Hierzu gehört eine Überprüfungsmöglichkeit nicht. Dabei hat der BGH (St 43, 277) auch Messungen mit einer Laserpistole als standardisiertes Verfahren angesehen, bei denen bekanntermaßen keine nachträglich überprüfbare Dokumentation erfolgt. Wenn aber bei diesen Geräten unter Einhaltung der vom BGH aufgestellten Anforderungen eine Verurteilung erfolgen darf, zeigt das, dass eine nachträgliche Überprüfungsmöglichkeit durch Auswertung von Messdaten keine Voraussetzung für ein faires Verfahren sein kann, da nicht anzunehmen ist, dass der BGH seine Rechtsprechung ansonsten auf Laserpistolen ausgedehnt hätte. Es könnte dann nämlich jede Verurteilung allein durch den Antrag (nicht vorhandene) Daten herauszugeben, verhindert werden.

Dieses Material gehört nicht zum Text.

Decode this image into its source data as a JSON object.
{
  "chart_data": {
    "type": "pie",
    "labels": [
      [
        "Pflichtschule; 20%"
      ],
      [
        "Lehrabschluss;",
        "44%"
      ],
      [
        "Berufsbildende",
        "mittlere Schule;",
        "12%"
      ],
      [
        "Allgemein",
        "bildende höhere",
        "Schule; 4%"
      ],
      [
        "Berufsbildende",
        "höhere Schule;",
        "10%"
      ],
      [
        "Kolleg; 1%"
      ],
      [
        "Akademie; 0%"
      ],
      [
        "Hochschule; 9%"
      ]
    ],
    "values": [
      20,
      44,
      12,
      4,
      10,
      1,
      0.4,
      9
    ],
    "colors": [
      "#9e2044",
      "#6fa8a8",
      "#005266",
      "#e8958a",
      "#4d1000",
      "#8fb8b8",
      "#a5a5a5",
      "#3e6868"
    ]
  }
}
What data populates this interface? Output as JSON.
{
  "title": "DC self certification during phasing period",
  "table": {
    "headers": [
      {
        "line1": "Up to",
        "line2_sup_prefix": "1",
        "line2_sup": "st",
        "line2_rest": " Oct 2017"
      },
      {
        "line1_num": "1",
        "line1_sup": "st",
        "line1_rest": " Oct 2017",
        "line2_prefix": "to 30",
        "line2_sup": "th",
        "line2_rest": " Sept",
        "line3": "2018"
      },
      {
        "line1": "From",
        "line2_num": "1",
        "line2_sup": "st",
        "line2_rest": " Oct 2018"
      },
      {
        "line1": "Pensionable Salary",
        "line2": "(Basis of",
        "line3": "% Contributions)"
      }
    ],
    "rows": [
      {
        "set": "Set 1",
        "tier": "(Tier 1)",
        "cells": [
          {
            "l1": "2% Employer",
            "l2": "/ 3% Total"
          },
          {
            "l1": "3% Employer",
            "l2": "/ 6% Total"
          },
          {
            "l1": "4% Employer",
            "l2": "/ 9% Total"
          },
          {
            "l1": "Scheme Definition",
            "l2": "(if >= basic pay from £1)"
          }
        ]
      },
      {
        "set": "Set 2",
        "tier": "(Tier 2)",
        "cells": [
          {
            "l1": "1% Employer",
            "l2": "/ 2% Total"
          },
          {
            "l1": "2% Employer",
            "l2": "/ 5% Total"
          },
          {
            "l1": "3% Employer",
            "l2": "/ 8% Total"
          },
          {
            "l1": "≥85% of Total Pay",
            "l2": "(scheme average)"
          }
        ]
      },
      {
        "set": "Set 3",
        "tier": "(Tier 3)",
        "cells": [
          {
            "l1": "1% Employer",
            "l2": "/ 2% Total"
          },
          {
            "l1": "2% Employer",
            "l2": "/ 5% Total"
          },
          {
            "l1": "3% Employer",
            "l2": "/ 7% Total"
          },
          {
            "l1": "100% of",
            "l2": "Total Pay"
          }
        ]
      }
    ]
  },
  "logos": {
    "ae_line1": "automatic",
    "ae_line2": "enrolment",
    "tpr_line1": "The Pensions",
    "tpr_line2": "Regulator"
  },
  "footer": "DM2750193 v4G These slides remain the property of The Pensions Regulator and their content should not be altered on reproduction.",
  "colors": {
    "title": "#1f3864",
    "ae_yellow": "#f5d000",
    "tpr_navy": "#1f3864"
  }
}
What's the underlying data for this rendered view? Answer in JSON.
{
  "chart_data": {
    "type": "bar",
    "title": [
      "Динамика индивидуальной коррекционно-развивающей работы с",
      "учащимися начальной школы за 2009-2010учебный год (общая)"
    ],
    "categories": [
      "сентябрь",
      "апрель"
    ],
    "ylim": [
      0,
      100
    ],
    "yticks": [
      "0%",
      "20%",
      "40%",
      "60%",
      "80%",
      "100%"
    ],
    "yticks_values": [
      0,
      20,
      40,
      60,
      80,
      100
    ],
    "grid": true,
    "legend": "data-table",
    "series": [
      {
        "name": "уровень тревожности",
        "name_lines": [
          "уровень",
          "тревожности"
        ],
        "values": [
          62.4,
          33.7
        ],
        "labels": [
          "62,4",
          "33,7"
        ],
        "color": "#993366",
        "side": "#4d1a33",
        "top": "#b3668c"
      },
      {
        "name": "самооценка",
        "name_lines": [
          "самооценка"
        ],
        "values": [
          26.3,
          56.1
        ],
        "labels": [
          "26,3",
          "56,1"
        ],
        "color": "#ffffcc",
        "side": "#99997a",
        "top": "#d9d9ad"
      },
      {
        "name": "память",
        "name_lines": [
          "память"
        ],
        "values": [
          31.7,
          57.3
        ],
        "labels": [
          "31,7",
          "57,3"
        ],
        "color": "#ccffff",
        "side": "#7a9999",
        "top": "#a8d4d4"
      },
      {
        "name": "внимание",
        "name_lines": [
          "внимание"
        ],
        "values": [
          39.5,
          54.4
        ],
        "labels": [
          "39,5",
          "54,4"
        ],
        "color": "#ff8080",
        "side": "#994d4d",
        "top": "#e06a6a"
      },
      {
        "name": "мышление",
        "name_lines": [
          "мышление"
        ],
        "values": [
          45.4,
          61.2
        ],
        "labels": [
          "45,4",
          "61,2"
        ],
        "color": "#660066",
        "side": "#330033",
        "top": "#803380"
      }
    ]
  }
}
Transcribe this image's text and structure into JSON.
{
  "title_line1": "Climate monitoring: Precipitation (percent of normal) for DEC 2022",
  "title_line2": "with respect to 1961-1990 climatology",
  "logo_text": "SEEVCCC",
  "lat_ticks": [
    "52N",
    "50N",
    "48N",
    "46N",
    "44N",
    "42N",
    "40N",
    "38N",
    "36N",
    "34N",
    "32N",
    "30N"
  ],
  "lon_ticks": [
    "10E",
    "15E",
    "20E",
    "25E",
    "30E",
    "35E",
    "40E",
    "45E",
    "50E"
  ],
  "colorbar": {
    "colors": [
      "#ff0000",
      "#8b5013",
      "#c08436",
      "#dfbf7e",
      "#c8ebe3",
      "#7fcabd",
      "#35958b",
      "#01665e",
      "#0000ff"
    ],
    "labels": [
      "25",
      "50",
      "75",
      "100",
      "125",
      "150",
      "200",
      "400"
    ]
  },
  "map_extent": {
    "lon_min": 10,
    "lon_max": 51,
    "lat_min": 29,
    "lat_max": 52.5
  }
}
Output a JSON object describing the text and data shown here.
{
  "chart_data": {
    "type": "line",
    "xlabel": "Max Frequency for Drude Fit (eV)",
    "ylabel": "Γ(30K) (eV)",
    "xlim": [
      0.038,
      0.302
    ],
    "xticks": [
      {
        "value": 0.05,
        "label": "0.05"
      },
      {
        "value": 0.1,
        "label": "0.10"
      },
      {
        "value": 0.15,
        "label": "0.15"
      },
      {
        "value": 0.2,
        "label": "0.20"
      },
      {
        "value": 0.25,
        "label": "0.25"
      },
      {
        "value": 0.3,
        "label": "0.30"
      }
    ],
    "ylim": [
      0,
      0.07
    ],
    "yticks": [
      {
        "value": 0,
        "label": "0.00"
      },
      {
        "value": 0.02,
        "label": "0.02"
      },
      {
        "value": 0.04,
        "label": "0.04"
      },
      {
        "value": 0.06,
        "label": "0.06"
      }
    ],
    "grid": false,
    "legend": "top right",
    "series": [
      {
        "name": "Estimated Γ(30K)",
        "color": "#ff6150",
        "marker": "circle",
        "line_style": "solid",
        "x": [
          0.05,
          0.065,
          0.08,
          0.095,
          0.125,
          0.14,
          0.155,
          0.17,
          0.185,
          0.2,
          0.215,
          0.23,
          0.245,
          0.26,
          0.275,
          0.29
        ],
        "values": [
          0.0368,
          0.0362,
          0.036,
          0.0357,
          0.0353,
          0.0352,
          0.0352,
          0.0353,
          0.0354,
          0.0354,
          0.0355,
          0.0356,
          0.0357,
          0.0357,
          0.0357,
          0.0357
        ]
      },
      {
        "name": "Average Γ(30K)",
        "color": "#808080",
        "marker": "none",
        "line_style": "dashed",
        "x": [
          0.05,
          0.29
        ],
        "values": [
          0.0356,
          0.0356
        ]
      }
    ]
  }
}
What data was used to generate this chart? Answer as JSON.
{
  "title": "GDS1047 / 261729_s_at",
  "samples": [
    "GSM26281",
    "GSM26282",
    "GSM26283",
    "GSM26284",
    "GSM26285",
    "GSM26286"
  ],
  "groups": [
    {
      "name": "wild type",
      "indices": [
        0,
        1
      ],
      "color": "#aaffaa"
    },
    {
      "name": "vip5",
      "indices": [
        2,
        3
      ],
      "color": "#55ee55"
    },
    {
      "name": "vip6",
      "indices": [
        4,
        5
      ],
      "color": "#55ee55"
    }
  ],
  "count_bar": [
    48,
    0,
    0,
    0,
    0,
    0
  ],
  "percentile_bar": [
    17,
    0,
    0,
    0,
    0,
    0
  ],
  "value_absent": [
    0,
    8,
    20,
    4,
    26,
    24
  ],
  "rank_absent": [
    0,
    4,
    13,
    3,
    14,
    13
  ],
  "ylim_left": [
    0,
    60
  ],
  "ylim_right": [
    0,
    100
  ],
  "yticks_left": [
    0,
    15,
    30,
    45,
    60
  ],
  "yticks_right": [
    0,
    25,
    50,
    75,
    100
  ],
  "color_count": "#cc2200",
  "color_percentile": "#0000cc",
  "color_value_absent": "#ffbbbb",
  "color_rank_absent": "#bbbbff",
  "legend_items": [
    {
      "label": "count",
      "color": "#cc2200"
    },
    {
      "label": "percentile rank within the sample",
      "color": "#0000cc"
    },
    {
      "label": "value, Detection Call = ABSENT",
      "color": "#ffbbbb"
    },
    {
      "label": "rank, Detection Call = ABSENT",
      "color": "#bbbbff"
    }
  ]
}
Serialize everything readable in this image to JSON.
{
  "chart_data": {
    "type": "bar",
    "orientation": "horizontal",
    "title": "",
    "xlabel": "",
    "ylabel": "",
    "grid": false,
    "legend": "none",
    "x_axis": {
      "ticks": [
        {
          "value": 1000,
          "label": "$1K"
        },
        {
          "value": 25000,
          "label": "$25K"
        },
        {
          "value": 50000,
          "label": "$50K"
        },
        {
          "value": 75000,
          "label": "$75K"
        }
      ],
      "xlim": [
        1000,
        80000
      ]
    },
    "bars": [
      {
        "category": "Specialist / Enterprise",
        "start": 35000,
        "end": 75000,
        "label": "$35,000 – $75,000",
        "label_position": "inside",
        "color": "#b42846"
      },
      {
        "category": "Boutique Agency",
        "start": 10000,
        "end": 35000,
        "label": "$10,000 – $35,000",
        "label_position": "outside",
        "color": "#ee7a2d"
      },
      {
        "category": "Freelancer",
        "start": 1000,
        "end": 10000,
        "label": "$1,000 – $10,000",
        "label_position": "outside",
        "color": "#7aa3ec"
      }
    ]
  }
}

Insofern ist auch die Prämisse des Verfassungsgerichtshofes des Saarlandes, die bundesgerichtlichen Grundsätze seien -„soweit ersichtlich“- durchweg für Fälle entwickelt worden, in denen Rohmessdaten für den konkreten Messvorgang zur Verfügung standen, unzutreffend (so auch Amtsgericht Minden, Beschluss vom 26. Juli 2019,15 OWi -502 Js 2879/18-504/18, bei burhoff.de).

Nach Auffassung des Senats läge deshalb ein Verstoß gegen das faire Verfahren oder/und eine unzulässige Beschränkung der Verteidigung auch dann nicht vor, wenn das vorliegende Gerät keine Rohmessdaten speichern würde.

Auch ansonsten lässt das angefochtene Urteil Rechtsfehler zum Nachteil des Betroffenen nicht erkennen.

Die Kostenentscheidung folgt aus §§ 46 OWiG, 465 StPO.